Add Spark/Dask execution backends and DB alternatives configuration by fuzziecoder · Pull Request #96 · fuzziecoder/Flexi-Roaster

fuzziecoder · 2026-02-25T13:36:52Z

Motivation

Provide additional distributed compute options (Apache Spark and Dask) as alternatives to Ray/Celery to support ETL/batch and Python-native parallel workloads.
Expose database backend alternatives (CockroachDB, MongoDB, Cassandra) to allow deployments to choose a persistence engine beyond the current default.

Description

Extended the dispatcher to support spark and dask backends with runtime probing and graceful fallback to local execution while recording distributed_execution metadata in the execution context (backend/core/distributed_executor.py).
Added Spark/Dask runtime settings and new database-selection settings plus Cassandra contact-point parsing to the configuration (backend/config.py) and updated backend/.env.example with example variables.
Updated the API schema text for ExecutionCreate.execution_backend to list the new options (backend/api/schemas.py) and updated backend/README.md to document compute and database alternatives with example env snippets.
Enriched the modern orchestration stack metadata to advertise compute alternatives and database alternatives and added a Spark fallback command path (pipeline/backend/core/modern_stack.py).
Added/adjusted tests to validate unknown-backend behavior and Spark/Dask fallback semantics, and updated the modern stack tests to assert advertised alternatives (backend/tests/test_distributed_execution.py, pipeline/backend/tests/test_modern_stack.py).

Testing

Ran pytest pipeline/backend/tests/test_modern_stack.py and both tests passed.
Ran python -m py_compile backend/core/distributed_executor.py backend/config.py backend/api/schemas.py pipeline/backend/core/modern_stack.py and byte-compilation succeeded.
Attempted PYTHONPATH=/workspace/Flexi-Roaster pytest backend/tests/test_distributed_execution.py and collection failed due to a pre-existing IndentationError in backend/api/routes/executions.py that is unrelated to these changes (prevents running the backend test file end-to-end).

Codex Task

vercel · 2026-02-25T13:36:57Z

The latest updates on your projects. Learn more about Vercel for GitHub.

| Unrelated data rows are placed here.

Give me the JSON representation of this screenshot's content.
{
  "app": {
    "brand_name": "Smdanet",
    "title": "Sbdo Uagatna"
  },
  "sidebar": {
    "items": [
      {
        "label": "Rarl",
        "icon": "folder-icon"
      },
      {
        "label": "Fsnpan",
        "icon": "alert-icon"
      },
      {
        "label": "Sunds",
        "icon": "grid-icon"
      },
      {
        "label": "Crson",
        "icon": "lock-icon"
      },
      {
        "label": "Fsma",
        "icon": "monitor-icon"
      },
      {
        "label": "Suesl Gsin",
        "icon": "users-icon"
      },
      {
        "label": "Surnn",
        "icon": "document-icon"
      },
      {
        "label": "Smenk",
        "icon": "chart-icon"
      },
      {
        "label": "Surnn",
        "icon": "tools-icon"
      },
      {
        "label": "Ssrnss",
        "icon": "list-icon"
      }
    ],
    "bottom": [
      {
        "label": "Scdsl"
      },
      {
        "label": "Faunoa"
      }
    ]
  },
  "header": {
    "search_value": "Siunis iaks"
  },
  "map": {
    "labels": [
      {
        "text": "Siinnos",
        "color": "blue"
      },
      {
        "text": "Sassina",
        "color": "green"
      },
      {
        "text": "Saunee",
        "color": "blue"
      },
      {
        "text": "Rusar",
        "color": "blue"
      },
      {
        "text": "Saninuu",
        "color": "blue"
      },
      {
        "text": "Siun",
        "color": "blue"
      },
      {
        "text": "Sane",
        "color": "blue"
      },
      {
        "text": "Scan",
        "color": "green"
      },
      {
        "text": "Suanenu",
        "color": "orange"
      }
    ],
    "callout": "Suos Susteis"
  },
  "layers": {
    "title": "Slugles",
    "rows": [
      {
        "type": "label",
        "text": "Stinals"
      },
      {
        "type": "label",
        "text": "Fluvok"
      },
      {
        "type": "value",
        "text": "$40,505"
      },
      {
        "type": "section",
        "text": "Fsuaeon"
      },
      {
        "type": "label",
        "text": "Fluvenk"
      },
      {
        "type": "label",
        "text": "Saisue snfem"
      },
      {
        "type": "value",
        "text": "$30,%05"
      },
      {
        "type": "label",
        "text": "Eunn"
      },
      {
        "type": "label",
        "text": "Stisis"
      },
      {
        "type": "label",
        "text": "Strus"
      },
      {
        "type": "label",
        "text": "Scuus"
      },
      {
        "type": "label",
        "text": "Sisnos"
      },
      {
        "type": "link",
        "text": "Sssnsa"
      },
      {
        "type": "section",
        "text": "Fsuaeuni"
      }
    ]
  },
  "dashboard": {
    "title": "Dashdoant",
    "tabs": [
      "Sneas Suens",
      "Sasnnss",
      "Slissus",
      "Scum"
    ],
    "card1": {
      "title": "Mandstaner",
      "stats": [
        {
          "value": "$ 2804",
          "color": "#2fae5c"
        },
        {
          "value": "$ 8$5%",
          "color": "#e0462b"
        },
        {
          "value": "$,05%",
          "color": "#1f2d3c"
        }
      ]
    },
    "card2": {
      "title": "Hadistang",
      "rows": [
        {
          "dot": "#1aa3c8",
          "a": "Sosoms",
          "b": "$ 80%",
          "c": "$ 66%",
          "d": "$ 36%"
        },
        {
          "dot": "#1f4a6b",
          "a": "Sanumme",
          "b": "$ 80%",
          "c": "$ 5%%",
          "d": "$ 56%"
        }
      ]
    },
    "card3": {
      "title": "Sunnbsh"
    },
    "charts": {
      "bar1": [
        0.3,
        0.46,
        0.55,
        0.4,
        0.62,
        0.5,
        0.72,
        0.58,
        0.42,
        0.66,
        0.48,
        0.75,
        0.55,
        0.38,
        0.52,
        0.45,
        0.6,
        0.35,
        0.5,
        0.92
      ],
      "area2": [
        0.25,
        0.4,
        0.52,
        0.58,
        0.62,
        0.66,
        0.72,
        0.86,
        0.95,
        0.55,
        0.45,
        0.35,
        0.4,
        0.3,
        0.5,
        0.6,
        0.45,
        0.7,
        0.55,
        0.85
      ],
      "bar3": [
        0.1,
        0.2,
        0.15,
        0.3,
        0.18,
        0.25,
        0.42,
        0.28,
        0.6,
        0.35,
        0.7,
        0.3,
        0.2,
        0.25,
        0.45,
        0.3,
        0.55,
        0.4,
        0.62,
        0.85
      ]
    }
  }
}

Project	Deployment	Actions	Updated (UTC)
flexi-roaster	Ready	Preview, Comment	Feb 25, 2026 1:38pm

…lement-distributed-compute-and-database-alternatives

coderabbitai · 2026-02-25T13:37:57Z

Important

Review skipped

Auto reviews are disabled on base/target branches other than the default branch.

Please check the settings in the CodeRabbit UI or the .coderabbit.yaml file in this repository. To trigger a single review, invoke the @coderabbitai review command.

You can disable this status message by setting the reviews.review_status to false in the CodeRabbit configuration file.

Use the checkbox below for a quick retry:

🔍 Trigger review

✨ Finishing Touches

🧪 Generate unit tests (beta)

Create PR with unit tests
Post copyable unit tests in a comment
Commit unit tests in branch codex/implement-distributed-compute-and-database-alternatives

_{Comment @coderabbitai help to get the list of available commands and usage tips.}

devin-ai-integration

Devin Review found 3 potential issues.

View 5 additional findings in Devin Review.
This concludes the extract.